C'est sans ambiguïté. Un gouvernement fédéral impliquant le Parti de gauche ne signifierait pas moins d'interventions étrangères de l'armée allemande, mais plus. La première intervention militaire de l'Allemagne depuis la Seconde Guerre mondiale au Kosovo a été vendue par le SPD/gouvernement vert de l'époque comme une «mission de maintien de la paix». Il en va de même pour la mission militaire actuelle au Mali et les opérations de l'armée au Moyen-Orient et en Asie centrale. «Prévention des conflits» et «gestion des conflits» sont également des euphémismes bien connus pour désigner l'intervention militaire et civile dans des pays importants en termes géostratégiques et riches en ressources, ainsi que leur occupation.

Le fait que le porte-parole du Parti de gauche pour la politique de sécurité ait présenté un document aussi belliciste quelques semaines avant le congrès du parti fin février n'est pas une surprise. Le Parti de gauche soutient le retour du militarisme allemand depuis le début et a participé, en la personne de son ancien porte-parole en matière de politique étrangère, Stefan Liebich, à la rédaction du fameux document de réflexion «Nouveau pouvoir – nouvelles responsabilités» en 2013. Ce document a servi de modèle pour les discours impérialistes du président allemand de l'époque, Joachim Gauck, et de son successeur, le social-démocrate Frank-Walter Steinmeier, lors de la conférence de Munich sur la sécurité en 2014.

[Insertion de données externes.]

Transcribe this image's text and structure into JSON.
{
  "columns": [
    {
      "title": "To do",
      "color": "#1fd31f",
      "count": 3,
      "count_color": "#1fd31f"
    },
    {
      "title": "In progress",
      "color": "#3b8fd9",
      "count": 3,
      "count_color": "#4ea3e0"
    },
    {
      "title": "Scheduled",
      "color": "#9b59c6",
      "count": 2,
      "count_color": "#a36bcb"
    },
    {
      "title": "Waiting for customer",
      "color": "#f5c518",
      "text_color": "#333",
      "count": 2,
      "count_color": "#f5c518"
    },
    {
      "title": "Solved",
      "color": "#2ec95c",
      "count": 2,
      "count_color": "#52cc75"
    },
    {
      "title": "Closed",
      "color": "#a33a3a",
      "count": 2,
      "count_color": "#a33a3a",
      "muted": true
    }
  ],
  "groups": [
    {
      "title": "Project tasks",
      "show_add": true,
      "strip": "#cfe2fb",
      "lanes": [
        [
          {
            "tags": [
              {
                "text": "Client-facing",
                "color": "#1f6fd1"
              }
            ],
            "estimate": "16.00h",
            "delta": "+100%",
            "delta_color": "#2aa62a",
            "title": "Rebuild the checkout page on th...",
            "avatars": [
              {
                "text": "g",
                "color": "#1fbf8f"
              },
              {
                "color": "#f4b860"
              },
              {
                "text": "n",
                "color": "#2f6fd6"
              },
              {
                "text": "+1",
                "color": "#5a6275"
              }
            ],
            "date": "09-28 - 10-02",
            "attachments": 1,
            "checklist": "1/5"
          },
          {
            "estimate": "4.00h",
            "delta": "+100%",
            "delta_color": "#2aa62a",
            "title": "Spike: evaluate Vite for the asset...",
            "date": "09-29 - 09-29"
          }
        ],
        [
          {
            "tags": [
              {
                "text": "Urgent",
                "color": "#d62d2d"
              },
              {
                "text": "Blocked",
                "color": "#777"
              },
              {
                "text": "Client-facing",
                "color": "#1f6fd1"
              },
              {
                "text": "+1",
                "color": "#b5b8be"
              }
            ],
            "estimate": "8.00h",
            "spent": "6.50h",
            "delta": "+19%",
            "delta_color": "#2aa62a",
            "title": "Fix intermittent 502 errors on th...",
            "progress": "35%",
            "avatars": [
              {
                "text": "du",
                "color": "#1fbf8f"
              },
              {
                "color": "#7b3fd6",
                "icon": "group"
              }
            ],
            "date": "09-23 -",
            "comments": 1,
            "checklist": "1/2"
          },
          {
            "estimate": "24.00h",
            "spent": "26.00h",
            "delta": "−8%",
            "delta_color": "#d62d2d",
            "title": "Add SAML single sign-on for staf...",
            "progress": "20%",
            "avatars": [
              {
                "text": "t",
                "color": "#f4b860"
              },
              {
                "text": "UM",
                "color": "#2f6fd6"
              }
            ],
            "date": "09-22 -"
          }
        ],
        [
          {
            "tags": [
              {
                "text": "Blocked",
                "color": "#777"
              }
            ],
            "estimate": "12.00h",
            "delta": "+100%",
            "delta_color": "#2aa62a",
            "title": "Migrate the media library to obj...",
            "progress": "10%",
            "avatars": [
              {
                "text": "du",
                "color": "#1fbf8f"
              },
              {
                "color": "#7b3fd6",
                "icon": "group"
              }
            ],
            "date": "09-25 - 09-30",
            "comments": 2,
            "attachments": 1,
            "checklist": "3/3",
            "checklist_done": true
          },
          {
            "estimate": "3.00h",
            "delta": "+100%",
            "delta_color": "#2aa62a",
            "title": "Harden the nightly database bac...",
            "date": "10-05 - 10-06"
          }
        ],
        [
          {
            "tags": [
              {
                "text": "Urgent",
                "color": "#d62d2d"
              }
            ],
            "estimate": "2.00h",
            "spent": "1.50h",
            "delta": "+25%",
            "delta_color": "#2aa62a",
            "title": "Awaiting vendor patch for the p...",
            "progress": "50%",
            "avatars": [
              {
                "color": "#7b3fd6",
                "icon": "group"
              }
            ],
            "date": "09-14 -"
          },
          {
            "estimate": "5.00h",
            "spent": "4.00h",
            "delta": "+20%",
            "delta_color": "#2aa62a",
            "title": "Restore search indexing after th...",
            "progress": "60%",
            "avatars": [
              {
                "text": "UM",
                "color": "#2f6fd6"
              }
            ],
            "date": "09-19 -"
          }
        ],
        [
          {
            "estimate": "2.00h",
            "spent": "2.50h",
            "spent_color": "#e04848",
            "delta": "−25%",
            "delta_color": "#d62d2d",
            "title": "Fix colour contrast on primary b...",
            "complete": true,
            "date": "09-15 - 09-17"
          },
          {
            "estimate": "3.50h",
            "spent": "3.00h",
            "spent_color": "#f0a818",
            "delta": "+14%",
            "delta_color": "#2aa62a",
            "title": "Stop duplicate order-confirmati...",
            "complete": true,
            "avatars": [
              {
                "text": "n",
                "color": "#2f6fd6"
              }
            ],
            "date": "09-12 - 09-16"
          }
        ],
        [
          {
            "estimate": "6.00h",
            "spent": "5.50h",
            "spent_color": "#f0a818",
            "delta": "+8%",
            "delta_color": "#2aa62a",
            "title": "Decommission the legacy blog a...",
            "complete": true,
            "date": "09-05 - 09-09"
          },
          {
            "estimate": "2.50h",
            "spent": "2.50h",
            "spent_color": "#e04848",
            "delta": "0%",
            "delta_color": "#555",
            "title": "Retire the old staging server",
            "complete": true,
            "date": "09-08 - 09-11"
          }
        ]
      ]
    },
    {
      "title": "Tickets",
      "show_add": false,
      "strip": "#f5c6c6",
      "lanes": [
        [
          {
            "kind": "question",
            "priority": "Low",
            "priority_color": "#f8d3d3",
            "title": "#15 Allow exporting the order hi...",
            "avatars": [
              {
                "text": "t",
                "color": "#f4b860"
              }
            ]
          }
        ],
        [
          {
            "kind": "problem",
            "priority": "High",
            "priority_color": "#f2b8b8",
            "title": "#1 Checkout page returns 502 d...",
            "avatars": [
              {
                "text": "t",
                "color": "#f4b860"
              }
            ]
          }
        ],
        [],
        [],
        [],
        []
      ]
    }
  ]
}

Depuis lors, le Parti de gauche appuie plus ouvertement que jamais le programme de politique étrangère agressif du gouvernement allemand, y compris le coup d'État d'extrême droite en Ukraine et les interventions impérialistes en Syrie et en Irak. Au cours des derniers mois, le chef du groupe parlementaire Dietmar Bartsch et l'actuel porte-parole de la politique étrangère Gregor Gysi ont déclaré à plusieurs reprises leur soutien à l'OTAN et aux interventions des forces armées allemandes à l'étranger.

Avec son dernier document, le Parti de gauche sert de porte-parole au militarisme allemand. Dans l'annexe de ses remarques, Höhn reconnaît que ses propositions n'étaient pas seulement «motivées par des discussions avec de nombreux camarades de notre parti», mais aussi «avec des membres des forces armées».